The recent rainstorms wreaking havoc across Southern California are waking many people to the fact that floods are not just a nuisance, but that they can be dangerous and life-threatening. A recent study (open access) by researchers at UCLA suggests that climate change is doubling the odds of a megaflood in California that would cost $1 trillion, displace millions and submerge parts of Los Angeles and Sacramento. The scientists estimate that such a flood is likely within the next 40 years, or just over the lifetime of current residents.
This type of flooding can occur from a variety of causes, including dam or levee failures, and overflowing rivers and streams. It can also result from the overflowing of underground pipes and the bursting of street and drain catch basins designed to carry floodwater away from urban areas. Flooding can be local, affecting just a neighborhood or community, or very large, impacting entire river basins and multiple states. The risk of such a disaster is exacerbated by the fact that the development of land can reduce flood-control capacity. In addition, climate change is increasing the intensity and frequency of extreme rainfall events.
If you live in an area that is prone to flooding can LA flood, there are steps you can take to prepare for a flood. Keep materials such as sandbags, plastic sheeting and lumber on hand to help protect your home. Stay tuned to local TV and radio for announcements about hazardous conditions. If you must travel, be extremely cautious and do not drive around barricades that are there for your protection. A foot of water can float vehicles and could quickly sweep you off the road.
A major flood can disrupt or even shut down utilities, emergency services, transportation and the economy, resulting in damage to property and loss of life. Approximately 105,574 properties in the City of Los Angeles are at a moderate risk for flooding and could be severely impacted within the next 30 years.
The most at-risk neighborhoods are clustered in the tangled jumble of urban neighborhoods intertwined with industrial zones that hug the Los Angeles River, which was excavated and lined with concrete 85 years ago to prevent flooding. But as the region grows and changes, so does the need for an updated river management strategy.

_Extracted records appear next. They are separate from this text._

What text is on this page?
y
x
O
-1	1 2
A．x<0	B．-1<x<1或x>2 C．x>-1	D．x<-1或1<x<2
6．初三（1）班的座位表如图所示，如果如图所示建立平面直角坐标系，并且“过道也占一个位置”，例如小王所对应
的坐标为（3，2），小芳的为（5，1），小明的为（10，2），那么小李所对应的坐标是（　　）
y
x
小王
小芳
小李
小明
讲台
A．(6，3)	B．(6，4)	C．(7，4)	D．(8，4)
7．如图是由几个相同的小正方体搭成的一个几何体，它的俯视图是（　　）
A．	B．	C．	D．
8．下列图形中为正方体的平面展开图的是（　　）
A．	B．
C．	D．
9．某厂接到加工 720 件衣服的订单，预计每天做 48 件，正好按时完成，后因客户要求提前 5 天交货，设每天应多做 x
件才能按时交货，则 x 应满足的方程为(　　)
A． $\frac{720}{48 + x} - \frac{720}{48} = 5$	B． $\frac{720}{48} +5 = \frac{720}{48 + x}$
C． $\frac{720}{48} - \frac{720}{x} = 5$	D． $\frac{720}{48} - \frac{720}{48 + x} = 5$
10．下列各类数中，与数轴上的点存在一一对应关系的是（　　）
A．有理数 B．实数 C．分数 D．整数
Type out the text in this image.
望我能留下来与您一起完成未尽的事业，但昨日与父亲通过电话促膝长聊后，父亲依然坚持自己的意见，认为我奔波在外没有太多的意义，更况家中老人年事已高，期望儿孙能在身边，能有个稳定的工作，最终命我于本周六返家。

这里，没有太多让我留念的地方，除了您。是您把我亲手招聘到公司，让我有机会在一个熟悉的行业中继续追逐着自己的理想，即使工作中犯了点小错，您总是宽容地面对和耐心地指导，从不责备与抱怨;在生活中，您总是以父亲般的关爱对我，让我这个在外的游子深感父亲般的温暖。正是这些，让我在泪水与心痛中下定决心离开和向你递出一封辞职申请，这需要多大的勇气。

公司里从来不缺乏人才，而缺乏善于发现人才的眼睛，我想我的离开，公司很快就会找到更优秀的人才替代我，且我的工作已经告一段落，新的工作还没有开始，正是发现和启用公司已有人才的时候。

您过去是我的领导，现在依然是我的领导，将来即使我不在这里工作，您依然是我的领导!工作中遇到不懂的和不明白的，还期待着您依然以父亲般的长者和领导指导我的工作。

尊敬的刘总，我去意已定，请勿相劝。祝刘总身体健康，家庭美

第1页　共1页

The new research, published in the journal Nature Sustainability, used an innovative computer flood modeling and mapping program called PRIMo to show in house-by-house detail the effects of a massive deluge on aging drainage systems throughout LA County. The UCI study team included UC Irvine scientists Jochen Schubert, Steven Davis and Daniel Kahl; grad student Nicola Ulibarri; and other university colleagues in Florida and Ohio.